While lying in a hospital bed in London recovering from a car bombing that cost him his right arm and sight in one eye in 1988, Albie Sachs received a letter.

“Don’t worry, comrade Albie, we will avenge you,” it read.

“And I thought, ‘Avenge me?’” said Sachs, a visiting professor at Yale Law School and a former Justice on the Constitutional Court of South Africa. “‘Are you going to cut off their arm, make them blind in one eye? Is that what we’re fighting for?’”

Sachs had been targeted by the South African security services for his association with the anti-apartheid movement while he was living in exile in Mozambique. He said he felt that the kind of vengeance suggested by the letter would only serve to put the freedom fighters on the same level as their opposition.

“But if we get freedom, if we get democracy, if we get the rule of law, I’m saying to myself that will be my soft vengeance,” he said. “Roses and lilies will grow out of my arm.”

“Soft Vengeance” is the title of filmmaker Abby Ginzberg’s documentary on Sachs and on the struggle against apartheid in South Africa.
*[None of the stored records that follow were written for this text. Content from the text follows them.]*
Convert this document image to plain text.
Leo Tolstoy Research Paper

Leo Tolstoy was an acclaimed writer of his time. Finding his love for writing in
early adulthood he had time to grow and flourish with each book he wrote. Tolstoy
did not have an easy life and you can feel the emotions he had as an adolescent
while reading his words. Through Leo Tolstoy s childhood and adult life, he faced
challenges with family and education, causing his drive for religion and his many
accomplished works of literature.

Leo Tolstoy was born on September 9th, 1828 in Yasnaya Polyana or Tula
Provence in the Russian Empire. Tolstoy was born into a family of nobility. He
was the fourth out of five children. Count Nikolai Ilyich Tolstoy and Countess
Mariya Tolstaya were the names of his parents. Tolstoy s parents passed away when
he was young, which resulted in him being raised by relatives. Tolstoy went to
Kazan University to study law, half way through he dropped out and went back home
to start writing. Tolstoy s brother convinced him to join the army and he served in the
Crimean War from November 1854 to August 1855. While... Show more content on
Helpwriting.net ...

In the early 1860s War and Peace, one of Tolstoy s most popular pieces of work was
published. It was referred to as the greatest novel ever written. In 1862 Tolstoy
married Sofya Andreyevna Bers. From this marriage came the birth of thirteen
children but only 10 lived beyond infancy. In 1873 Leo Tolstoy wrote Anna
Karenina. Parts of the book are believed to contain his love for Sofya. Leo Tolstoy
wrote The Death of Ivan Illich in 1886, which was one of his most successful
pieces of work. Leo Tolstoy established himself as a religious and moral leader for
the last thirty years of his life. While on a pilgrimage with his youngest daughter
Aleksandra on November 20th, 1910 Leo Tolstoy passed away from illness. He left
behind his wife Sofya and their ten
The documentary was screened at YLS on Tuesday afternoon. At the conclusion of the film, approximately 80 audience members gave Sachs and Ginzberg a standing ovation before a question and answer session.

Ginzberg first met Sachs as a student at University of California Hastings College of the Law in the 1970s, she said.
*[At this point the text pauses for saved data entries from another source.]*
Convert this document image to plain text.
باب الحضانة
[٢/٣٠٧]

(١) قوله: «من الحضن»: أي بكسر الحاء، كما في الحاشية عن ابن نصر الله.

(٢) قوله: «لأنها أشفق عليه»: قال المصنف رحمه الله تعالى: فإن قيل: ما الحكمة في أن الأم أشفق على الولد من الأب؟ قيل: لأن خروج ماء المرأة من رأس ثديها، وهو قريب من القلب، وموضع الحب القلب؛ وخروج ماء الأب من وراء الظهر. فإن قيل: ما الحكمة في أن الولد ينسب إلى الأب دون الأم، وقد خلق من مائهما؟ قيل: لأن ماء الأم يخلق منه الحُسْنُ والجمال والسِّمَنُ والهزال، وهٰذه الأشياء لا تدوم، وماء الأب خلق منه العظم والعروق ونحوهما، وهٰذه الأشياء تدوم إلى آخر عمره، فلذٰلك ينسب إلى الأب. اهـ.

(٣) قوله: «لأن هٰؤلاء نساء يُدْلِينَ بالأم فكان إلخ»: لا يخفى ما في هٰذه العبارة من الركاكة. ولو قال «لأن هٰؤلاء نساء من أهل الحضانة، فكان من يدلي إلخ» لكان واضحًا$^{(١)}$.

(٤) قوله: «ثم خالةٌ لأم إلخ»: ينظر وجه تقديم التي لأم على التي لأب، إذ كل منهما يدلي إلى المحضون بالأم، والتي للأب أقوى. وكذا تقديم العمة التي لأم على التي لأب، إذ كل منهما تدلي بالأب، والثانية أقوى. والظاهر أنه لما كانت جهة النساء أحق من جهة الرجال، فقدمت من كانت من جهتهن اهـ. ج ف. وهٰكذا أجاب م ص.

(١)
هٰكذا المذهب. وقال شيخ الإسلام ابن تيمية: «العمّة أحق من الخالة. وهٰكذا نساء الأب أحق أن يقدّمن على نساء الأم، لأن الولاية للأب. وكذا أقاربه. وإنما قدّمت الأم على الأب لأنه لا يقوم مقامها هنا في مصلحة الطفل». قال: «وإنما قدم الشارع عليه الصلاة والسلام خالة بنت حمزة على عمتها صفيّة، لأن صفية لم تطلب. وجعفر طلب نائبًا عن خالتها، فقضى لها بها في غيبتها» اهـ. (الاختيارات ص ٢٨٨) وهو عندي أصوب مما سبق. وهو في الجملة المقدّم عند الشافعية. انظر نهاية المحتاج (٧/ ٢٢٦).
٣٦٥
“Albie was literally in exile at the time,” she said. “And so Albie became a very close personal link for me and several of us to the anti-apartheid movement.”

Ginzberg said she did not think about making a film about Sachs until she met him for coffee in South Africa in 2009. As she was getting in a cab to leave, she said, she asked him what he thought about her making a documentary on his life.

Sachs said he was intrigued by the idea but was also hesitant to agree before he saw some of Ginzberg’s other films.

Ultimately, the two worked together on many aspects of the film, even though they oftentimes disagreed on how to tell the story, both said.

“At one stage she actually stepped back and said, ‘Albie, it’s your life, but it’s my film,’” Sachs said.

Ginzberg’s documentary recounts how Sachs’ involvement in the South African anti-apartheid movement began in his late teenage years. Sachs began his law career defending people charged with breaking South Africa’s racial statutes and security laws under apartheid.

As a result of his association with the freedom movement, Sachs was arrested and placed in solitary confinement in Cape Town for 168 days, an experience that would later influence his strong position against torture. After his release, Sachs went into exile in England and then Mozambique, where the bombing occurred. Following the release of Nelson Mandela from prison in 1990, Sachs helped write South Africa’s new constitution. Mandela appointed him to be one of the first 11 judges to the new Constitutional Court of South Africa, where he served as a justice from 1994 until 2009.

Audience members gave broadly positive reviews of the film.

Michelle Chan ’15 said that she did not know what to expect before seeing “Soft Vengeance.” Chan said that in light of the recent protests in her home city of Hong Kong, seeing the footage of the South African people lining up to vote after apartheid was very moving for her.

Assistant clinical professor of Psychiatry Roz Meyer said that one of the most powerful moments of the film was the interaction between Sachs and Henri van der Westhuizen, the former South African military intelligence officer who arranged the car bombing in Mozambique.

Ginzberg said she hopes audiences of “Soft Vengeance” will see Sachs as an example of how to live their lives. Having lived through imprisonment and violence, Sachs remains a model of acceptance and pacifism, she said.

“Soft Vengeance” will be screened in cities with small art house venues, Ginzberg said, though she is not yet sure of the precise locations. Individual DVDs of the film will soon be on sale.

This semester at YLS, Sachs is teaching “Reason and Passion in the Law” — a course that advocates for the combination of humanity and rational thought in making a good judgment.

In total, Sachs has 14 honorary degrees across four continents.